|Evidence for the Formation of Faint, High Prominences in the Aftermath of Two Faint
Sara F. Martin, Helio Research, La Crescenta, CA, USA and Oddbjorn Engvold, Institute for
Theoretical Astrophysics, University of Oslo, Oslo, Norway
On 16 and 17 September 2004, changes in two unusually high prominences were recorded for
intervals of several hours in the H$\alpha line at Helio Research using a 10-inch aperture
telescope equipped with a narrow band (1/10 fwhm) filter. The high prominences, each reaching
an altitude 200,000 km, appeared above a long low-lying prominence that was well-observed
crossing the limb and had a maximum altitude of 60,000 km. The lower prominence had a
horizontal axis and barbs while the high prominence in H-alpha consisted of many strands of
nearly vertical structure but with only a few threads with mass streaming downward close to the
chromosphere. Because there were no apparent geometric properties or mass flows in common
between the high prominences and the low one, it is deduced that the high prominences were
associated with photospheric polarity reversal boundaries and filament channels that were at
least 20-33 degrees beyond the west limb and associated with a large decaying active region.

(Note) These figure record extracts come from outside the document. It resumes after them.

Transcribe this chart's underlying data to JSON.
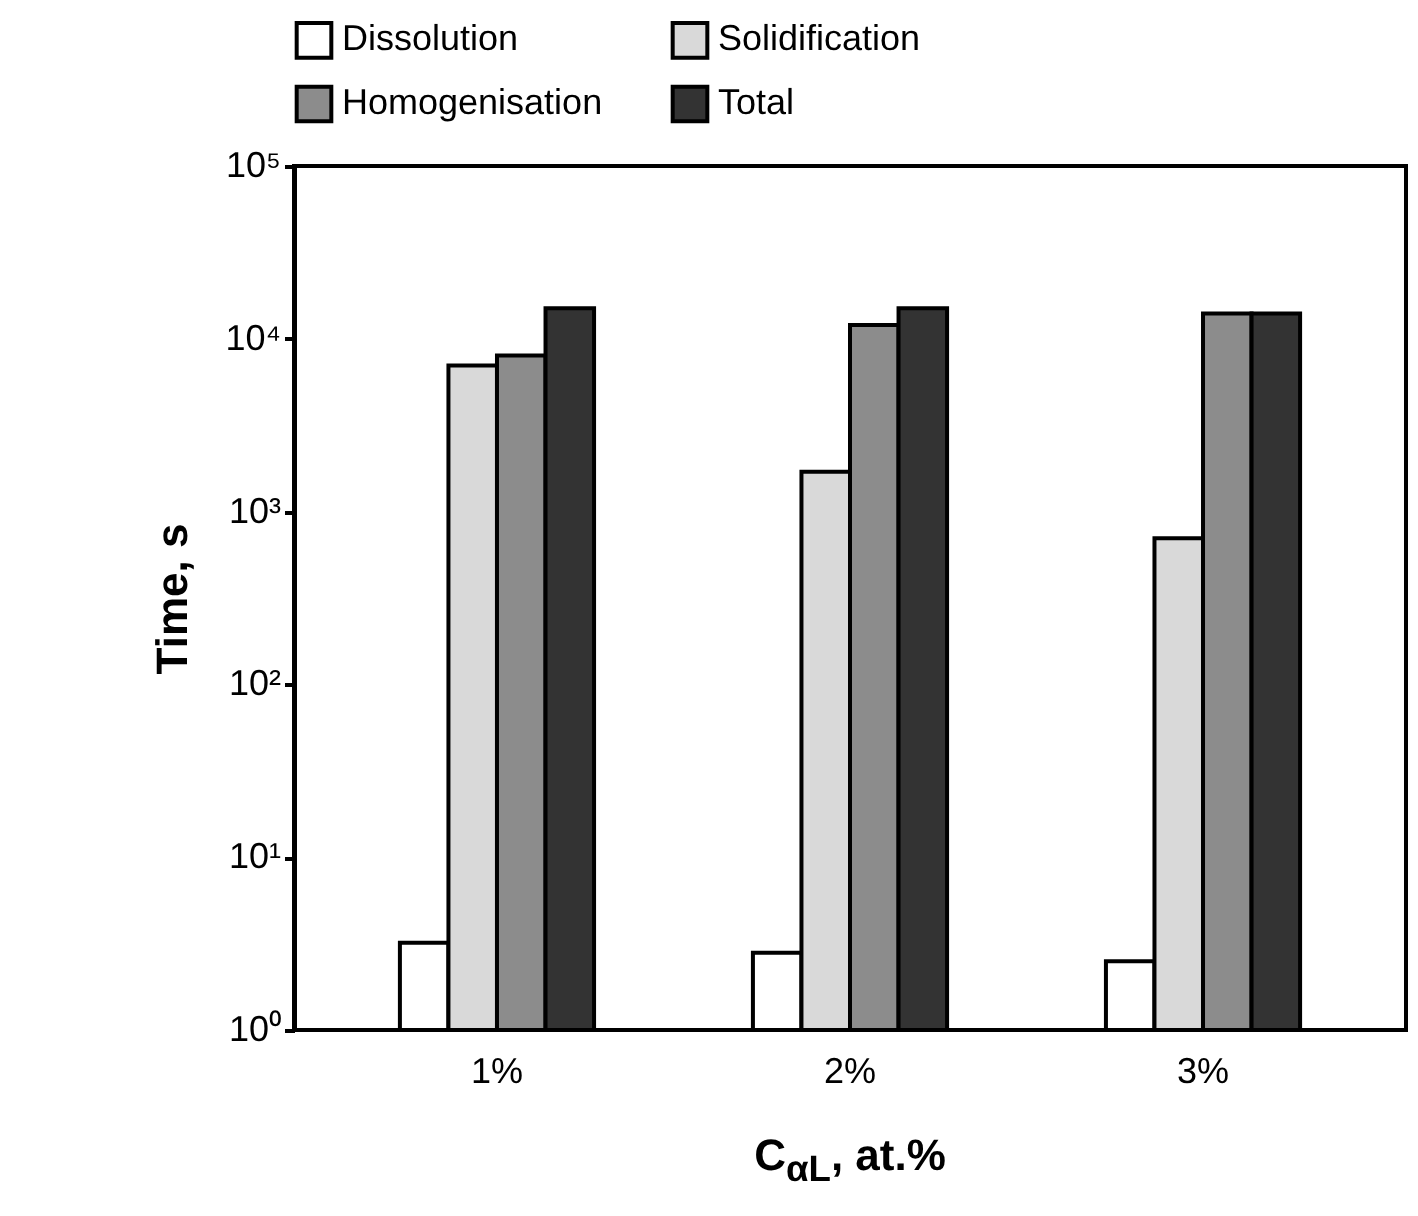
{
  "chart_data": {
    "type": "bar",
    "xlabel": "C$_{αL}$, at.%",
    "ylabel": "Time, s",
    "categories": [
      "1%",
      "2%",
      "3%"
    ],
    "series": [
      {
        "name": "Dissolution",
        "color": "#ffffff",
        "values": [
          3.2,
          2.8,
          2.5
        ]
      },
      {
        "name": "Solidification",
        "color": "#d9d9d9",
        "values": [
          7000,
          1700,
          700
        ]
      },
      {
        "name": "Homogenisation",
        "color": "#8c8c8c",
        "values": [
          8000,
          12000,
          14000
        ]
      },
      {
        "name": "Total",
        "color": "#333333",
        "values": [
          15000,
          15000,
          14000
        ]
      }
    ],
    "log": "y",
    "ylim": [
      1,
      100000
    ],
    "yticks": [
      {
        "value": 1,
        "label": "10⁰"
      },
      {
        "value": 10,
        "label": "10¹"
      },
      {
        "value": 100,
        "label": "10²"
      },
      {
        "value": 1000,
        "label": "10³"
      },
      {
        "value": 10000,
        "label": "10⁴"
      },
      {
        "value": 100000,
        "label": "10⁵"
      }
    ],
    "grid": false,
    "legend": "top left"
  }
}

Additionally, LASCO movies revealed two faint CMEs on 14 Sep (19:12 UT) and 15 Sep (21:24
UT) evidently from the backside of the Sun and near the same position angles as the high
prominences. These events were most likely related to the polarity reversal boundaries within or
on the border of the large active region beyond the west limb. We suggest that each of the high
prominences developed in the 1-2 day aftermath of each of the successive CMEs. We further
suggest that the prominences are related to the formation of current sheets anticipated by (Lin
and Forbes 2000) or magnetic interfaces (Lin and van Ballegooijen 2001) that, in either case,
are continuing to evolve one to two days after eruptive events. Support from NSF grant
ATM-0209395 is acknowledged.
Lin and van Ballegooijen 2001, AGU, abs. SH12B-0754.
Lin and Forbes 2000 BAAS 32, p.842.
Other evidence of the formation of current sheets is provided by coaxial bright rays suddenly
observed several hours after a CME by Webb et al. (2003 JGR 108, Issue A12, pp. SSH 6-1).